It may surprise you to learn (given the whole ‘no taxation without representation’ thing) that the USA did not introduce universal suffrage when it threw off the yoke of an unjust monarchical system and declared itself a republic.
Despite the egalitarian pronouncements of the US declaration of independence, it would take another 150 years or so before all adults were allowed to vote. Indeed, it would be nearly a 100 years before anyone but white, property-owning men were allowed to vote.
Unfortunately, when the US Constitution was drafted, it did not define who was allowed to vote. That was left up to the individual states. And most states imposed restrictions.

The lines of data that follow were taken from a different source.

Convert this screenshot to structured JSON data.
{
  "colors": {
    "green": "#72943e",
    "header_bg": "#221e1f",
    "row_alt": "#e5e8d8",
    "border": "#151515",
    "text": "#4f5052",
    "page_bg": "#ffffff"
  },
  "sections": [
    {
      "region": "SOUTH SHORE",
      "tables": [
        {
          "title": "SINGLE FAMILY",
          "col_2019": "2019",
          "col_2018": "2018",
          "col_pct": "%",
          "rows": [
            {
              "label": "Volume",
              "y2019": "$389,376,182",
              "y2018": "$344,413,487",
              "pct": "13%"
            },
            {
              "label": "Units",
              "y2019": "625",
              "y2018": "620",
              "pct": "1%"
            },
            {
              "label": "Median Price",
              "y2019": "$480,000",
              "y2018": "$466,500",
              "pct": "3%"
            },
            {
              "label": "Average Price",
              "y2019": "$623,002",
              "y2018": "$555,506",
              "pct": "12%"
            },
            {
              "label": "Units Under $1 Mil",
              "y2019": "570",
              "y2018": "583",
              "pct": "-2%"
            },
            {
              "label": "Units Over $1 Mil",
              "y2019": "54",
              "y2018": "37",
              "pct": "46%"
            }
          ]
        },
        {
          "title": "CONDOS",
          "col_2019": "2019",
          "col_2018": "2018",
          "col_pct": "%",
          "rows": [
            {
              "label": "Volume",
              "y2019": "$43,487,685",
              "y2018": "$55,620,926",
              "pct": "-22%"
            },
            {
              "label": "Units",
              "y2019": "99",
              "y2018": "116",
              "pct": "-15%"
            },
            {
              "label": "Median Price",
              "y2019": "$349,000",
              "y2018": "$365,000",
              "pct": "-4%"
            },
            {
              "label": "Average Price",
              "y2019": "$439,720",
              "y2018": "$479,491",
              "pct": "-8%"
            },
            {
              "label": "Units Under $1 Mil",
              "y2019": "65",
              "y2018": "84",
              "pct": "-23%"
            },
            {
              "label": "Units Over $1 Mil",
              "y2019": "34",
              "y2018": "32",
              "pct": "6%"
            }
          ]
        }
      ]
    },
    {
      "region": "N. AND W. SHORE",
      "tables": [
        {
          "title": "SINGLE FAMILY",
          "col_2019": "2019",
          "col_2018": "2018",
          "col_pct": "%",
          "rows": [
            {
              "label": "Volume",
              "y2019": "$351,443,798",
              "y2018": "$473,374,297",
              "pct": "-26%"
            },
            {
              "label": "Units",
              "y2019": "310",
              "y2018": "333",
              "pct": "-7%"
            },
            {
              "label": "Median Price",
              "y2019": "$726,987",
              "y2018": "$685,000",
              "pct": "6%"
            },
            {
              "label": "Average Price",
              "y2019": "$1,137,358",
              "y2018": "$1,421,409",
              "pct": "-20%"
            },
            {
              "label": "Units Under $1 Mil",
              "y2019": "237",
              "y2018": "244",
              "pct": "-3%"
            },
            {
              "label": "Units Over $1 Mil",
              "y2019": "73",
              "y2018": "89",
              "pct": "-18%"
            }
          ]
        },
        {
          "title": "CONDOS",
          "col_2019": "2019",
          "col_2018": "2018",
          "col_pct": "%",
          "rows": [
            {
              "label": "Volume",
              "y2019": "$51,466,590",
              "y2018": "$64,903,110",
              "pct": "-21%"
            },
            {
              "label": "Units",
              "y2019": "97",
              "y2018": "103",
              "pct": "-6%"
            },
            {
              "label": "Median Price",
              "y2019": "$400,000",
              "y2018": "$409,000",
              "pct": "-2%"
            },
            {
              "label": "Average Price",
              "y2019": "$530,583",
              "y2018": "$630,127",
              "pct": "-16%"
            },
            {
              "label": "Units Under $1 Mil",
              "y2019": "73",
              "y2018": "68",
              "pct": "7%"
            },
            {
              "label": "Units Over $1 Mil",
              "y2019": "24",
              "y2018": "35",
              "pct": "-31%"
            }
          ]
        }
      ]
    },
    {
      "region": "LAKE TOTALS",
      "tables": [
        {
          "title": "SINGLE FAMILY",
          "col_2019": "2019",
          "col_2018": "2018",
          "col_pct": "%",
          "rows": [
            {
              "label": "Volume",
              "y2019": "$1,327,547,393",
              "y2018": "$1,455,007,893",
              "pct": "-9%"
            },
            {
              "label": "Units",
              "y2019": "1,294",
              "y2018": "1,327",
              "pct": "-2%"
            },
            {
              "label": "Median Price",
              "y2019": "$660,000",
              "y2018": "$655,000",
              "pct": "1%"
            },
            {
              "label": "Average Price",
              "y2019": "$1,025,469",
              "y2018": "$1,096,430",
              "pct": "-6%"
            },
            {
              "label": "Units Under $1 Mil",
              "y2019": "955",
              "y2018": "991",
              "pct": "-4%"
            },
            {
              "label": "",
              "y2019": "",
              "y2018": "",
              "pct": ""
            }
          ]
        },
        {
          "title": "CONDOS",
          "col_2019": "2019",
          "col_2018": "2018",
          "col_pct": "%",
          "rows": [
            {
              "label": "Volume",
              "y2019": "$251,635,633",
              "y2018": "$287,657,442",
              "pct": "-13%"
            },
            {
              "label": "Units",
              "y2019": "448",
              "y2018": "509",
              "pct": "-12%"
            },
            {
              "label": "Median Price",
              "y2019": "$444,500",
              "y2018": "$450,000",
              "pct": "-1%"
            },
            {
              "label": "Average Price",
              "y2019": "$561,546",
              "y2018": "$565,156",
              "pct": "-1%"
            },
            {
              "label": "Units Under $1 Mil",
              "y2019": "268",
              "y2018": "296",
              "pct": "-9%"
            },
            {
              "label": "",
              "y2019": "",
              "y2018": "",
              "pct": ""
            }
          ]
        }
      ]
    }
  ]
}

In 1869, the 15th Amendment prohibited states from denying the vote to citizens based on their “race, colour, or previous condition of servitude”. But many states slyly got round these restrictions by imposing literacy tests and other more nefarious hurdles.
Wyoming was the first state to give women the vote in 1869. But still, most women were disenfranchised.
The National Women Suffrage Association was formed that year by Susan B Anthony and Elizabeth Cady Stanton. In 1878, Anthony and Stanton drafted an amendment to the Constitution that would give women the vote. But it was rejected in the Senate.
A second submission was rejected in 1914. Two more submissions, in 1918 and 1919, also failed. But a further submission in 1919 passed, and it was submitted to the states for ratification.
The last state to ratify was Tennessee. On 18 August 1920, 50 of the 99 members of the state’s House of Representatives voted in favour, and women were finally allowed to vote.
In the UK, meanwhile, property-owning women over the age of 30 were given the vote in 1918. But it would not be until 1928 that all women were given the vote in the UK on the same terms as men.